Untranslatable German: Feierabend Posted by Sten on Oct 30, 2020 in Culture, Language, People, Traditions, vocabulary
Es ist 17:00. Endlich! Feierabend. (It’s 5 pm. Finally! End of the work day.) Time to go home, or go by the Kneipe (bar) and get a Bier (beer) to relax and wind down. A typical, almost stereotypical German Brauch (tradition). And Feierabend is the untranslatable word here. Let’s look at what it means and what perhaps could be an English equivalent.
A Celebratory Evening
It can be used by itself to say that the workday comes to an end: Feierabend! If you tell Kollegen (colleagues) this, you’re basically telling them: “Come on, let’s call it a day”. Or you can say that you are “calling it a day” with: Ich mache Feierabend! (“I am doing the end of the day!” – freely translated to “I’m ending the work day and I’m leaving!”). But what does Feierabend mean?!
Feier means “party”, and Abend means “evening”. So a literal translation of the Feierabend is “party evening“. It is related to Feiertage (holidays), which are days of Ruhe (rest). Many times, like the Heiligabend (“Holy Evening”, Christmas Eve, the night before Christmas Day), the Feiertag preparations already begin the evening before, so that’s the Feierabend, the evening before a day of rest. That meaning stuck, and the word Feierabend simply became a word to describe the time after work. With the 9-5 work day, which is also normal in Germany, the Feierabend normally begins at 17:00 Uhr (5 pm).

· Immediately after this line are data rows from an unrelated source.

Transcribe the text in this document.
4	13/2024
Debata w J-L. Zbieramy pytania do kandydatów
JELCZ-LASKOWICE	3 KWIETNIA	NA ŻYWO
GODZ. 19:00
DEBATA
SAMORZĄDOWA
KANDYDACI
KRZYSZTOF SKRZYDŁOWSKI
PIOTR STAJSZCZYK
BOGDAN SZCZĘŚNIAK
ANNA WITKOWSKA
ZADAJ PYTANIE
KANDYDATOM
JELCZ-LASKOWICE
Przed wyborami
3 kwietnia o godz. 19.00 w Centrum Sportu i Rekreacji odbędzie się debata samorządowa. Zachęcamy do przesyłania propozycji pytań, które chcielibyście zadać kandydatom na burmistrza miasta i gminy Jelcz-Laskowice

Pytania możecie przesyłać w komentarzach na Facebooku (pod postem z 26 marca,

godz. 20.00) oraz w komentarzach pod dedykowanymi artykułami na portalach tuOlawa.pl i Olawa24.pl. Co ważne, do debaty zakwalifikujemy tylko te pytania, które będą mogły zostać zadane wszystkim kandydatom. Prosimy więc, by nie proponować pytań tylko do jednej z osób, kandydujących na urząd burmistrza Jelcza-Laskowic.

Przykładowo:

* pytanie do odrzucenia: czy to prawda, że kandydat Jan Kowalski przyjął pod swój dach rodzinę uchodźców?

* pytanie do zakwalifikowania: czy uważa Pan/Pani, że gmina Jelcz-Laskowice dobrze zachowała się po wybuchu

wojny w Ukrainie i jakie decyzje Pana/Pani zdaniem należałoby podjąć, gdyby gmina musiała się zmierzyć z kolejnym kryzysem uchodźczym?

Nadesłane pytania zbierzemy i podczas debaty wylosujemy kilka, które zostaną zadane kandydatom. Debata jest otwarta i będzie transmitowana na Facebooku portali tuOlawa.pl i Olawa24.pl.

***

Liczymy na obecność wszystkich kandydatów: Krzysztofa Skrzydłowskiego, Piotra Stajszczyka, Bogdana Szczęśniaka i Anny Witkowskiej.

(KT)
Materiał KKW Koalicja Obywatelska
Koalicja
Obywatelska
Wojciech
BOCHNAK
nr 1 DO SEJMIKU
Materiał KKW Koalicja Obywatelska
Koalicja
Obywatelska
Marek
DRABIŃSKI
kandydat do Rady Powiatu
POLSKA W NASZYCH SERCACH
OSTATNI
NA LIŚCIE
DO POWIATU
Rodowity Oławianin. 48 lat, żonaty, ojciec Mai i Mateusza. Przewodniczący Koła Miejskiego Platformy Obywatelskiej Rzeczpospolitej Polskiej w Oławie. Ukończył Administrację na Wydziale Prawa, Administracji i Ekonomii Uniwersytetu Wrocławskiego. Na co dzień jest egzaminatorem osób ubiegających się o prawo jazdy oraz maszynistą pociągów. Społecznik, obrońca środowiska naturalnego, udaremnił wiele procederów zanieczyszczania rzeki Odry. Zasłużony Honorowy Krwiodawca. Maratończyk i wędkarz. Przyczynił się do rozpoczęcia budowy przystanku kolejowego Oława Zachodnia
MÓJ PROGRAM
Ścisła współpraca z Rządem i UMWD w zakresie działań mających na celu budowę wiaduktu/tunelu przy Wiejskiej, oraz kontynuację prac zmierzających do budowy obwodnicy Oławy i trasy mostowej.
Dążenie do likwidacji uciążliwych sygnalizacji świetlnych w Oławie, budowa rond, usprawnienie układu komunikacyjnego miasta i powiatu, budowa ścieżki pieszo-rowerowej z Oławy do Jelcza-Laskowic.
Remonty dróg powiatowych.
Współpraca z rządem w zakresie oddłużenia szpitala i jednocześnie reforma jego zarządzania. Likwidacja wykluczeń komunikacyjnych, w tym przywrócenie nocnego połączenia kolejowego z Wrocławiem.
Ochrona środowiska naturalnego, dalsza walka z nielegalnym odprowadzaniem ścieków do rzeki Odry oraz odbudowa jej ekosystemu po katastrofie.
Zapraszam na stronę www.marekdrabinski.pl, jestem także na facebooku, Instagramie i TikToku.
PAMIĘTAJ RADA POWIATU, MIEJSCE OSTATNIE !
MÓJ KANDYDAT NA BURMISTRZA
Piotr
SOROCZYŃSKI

To my knowledge, there is no English equivalent that catches the meaning of Feierabend in one word or with the exact same meaning. Feierabend is specifically associated with resting, winding down, leaving the work day behind and enjoying the evening. The closest comes the simple “end of the day”. But really, the feeling is expressed in different ways, like “calling it a day”, or saying “I’m off” instead of ich habe Feierabend to indicate that you’re not supposed to be working. This brings us to Feierabend as a Präfix (prefix)!
It is very common in Germany to have a Feierabendbier (Feierabend beer) after work. Washing the stress and work pressure down with a refreshing, cold Pils. That’s a great preposition for many Germans! And the word Feierabend gives this specific Bier that meaning of relaxation. In that way, Feierabend can do that with many things. Feierabendlauf (end-of-day run), Feierabendspiel (end-of-day game), you can come up with many fun things to do after work! And you can use Feierabend as a Präfix there.